I didn’t realize it was related to me. I still didn’t know that I was responsible for my own happiness.
Briefly I was able to empty myself of myself and fill up with the beauty of nature—a very powerful spiritual tool in my opinion. Sadly, without invoking any other practices or spiritual principles to live by, my disgruntled self crept back in. We can’t escape ourselves. Unhappiness and irritation flared. Alcohol and drugs began making regular appearances in my days. Money was my obsession. Anything outside of me.
Naturally, as the runners will guess, I was off again. Because of course, it couldn’t be my fault. I blamed everyone and everything around me. It’s just easier that way.
Later I learned that we do that in order to avoid taking responsibility—because once we admit it is our own fault then we must acknowledge that we must do something about it.
It took a beating for me to come to this realization.
I was destroyed emotionally and physically before I crawled my way to one more destination. I found myself on the outskirts of Los Angeles, ironically, which I call the city of broken dreams.
I was homeless, figuratively and literally. I had no idea what was going to happen to me or what I was going to do. I just knew something had to give, and that I would listen to anything anyone told me to do if there was a chance I could finally find relief from myself. I was tired. I prayed for a new way of life.
God answered, and I was shown a practice of meditation, yoga, service and spiritual principles to live by. I have found a path home. I have found a path to my heart—to my soul.
Since that day my travels have taken me further and wider than I could have imagined. But now they are travels. Adventures.
With each adventure I learn more about the world and myself.

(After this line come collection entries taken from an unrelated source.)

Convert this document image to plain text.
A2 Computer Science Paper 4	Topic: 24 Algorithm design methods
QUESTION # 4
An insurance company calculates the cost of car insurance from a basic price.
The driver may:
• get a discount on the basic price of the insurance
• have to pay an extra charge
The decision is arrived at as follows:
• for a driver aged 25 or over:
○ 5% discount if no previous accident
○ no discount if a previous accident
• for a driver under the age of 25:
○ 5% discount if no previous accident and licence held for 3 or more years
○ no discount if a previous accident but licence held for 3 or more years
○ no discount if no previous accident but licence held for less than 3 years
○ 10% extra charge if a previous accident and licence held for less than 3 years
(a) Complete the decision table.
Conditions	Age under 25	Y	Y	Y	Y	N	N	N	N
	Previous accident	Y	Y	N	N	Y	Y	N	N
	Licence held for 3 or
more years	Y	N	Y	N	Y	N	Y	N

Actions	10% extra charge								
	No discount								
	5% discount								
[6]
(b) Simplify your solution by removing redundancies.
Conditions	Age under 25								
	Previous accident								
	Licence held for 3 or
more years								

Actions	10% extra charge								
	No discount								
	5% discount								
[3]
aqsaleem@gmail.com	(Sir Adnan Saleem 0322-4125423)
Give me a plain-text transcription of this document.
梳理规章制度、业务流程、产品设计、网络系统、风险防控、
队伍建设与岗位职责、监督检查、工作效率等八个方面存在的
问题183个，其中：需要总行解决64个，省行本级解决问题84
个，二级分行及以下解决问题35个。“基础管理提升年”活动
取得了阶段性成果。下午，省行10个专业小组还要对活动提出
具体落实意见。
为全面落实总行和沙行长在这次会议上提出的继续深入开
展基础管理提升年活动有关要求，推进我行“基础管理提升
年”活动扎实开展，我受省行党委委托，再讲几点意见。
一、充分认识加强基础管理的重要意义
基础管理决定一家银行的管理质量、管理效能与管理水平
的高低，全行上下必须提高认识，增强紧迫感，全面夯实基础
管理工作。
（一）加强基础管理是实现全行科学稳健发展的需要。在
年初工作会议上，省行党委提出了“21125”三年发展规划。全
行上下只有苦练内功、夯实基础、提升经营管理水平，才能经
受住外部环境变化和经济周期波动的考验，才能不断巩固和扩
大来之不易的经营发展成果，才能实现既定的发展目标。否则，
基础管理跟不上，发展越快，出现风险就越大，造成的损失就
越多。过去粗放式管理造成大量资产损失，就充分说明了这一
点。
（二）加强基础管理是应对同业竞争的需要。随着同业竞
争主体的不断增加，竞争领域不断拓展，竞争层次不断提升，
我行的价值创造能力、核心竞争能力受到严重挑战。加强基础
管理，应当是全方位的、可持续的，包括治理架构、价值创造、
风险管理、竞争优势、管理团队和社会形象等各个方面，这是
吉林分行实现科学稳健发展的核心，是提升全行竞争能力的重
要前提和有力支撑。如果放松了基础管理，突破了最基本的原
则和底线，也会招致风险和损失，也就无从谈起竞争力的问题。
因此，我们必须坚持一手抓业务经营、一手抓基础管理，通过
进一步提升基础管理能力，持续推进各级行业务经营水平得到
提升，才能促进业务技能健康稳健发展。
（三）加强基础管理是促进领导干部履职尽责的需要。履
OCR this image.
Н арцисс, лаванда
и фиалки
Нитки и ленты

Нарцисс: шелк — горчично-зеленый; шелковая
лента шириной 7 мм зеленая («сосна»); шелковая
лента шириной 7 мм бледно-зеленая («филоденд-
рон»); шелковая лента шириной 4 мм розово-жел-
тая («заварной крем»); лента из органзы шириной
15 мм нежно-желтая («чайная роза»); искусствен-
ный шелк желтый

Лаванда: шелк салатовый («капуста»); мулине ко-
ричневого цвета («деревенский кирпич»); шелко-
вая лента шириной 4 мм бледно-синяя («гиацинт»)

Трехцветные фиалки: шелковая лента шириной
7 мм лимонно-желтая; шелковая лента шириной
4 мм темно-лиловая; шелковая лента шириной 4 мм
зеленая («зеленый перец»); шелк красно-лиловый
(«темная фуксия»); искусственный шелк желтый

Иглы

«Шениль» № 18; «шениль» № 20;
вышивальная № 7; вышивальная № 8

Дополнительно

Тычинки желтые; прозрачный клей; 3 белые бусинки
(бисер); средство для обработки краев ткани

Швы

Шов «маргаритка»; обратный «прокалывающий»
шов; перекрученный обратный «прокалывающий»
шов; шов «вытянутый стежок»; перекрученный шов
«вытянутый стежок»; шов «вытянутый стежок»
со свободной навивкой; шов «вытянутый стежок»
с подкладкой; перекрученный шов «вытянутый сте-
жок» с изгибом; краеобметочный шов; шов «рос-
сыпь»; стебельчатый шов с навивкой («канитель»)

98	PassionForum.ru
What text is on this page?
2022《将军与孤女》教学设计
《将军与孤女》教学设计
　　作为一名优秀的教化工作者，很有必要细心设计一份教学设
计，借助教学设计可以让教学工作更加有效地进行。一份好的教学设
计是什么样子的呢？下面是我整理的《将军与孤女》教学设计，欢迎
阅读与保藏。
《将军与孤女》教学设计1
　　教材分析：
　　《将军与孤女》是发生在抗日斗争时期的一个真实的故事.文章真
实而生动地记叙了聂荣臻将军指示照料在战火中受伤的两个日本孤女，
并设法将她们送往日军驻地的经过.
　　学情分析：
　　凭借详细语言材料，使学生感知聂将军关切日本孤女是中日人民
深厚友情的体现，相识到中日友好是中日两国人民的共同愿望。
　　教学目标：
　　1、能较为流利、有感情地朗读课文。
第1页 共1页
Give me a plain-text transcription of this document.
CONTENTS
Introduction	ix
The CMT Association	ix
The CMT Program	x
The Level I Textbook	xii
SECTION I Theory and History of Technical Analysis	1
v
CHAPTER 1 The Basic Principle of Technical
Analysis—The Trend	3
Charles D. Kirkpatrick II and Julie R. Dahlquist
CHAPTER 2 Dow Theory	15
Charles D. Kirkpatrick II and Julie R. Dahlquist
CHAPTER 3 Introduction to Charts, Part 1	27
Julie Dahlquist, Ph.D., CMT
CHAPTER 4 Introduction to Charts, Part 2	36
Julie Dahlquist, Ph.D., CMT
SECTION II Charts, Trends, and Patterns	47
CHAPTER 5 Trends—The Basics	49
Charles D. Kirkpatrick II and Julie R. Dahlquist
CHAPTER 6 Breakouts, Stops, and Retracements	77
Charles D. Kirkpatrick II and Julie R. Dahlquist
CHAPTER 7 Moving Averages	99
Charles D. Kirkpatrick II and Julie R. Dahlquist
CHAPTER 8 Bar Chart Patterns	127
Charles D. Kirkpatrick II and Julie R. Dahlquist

Recently I returned to many places that I once tried to make my home. As a completely different person, I was thrilled to see the beautiful people and settings I had ran from over and over again. Each place I returned to, felt a little bit like home. Each place had it’s own special draw and energy to it.
I was blessed to visit some brand new places. And each one of those held a special allure and energy. They felt like home too.
I asked myself, “if I had to pick one place to stay right now, where would it be?” And I realized that I would happily live anywhere, because I have found my true home—within myself and within the heart of my dearest one. I have found home in the eyes and hearts of all of the beautiful souls of the world.
The world and society have many things that distract us, that knock us off center. When we are truly centered in our hearts we begin to feel unshakeable. We lose the need for outside attachments—we stop seeking outside for what we have within. We accept impermanence. We accept ourselves as we are in any given moment, thus accepting those around us. We no longer need to cling to identities and opinions, to dualistic ways of thinking and labeling to be wrong or right. We stop judging.
In other words, we stop playing God.
(I use God because it is the best word we have to convey what I am trying to convey. Personally God doesn’t do my idea of the powers that be any justice.)
When we find ourselves in the chaos, and we pick ourselves up with the help of others, and we allow someone else to guide us and show us the way—we begin to find our way. Then we get to help someone else come home.
We get to laugh with each other and cry with each other.
That is how we find our way home.
See you there—we are waiting with open arms.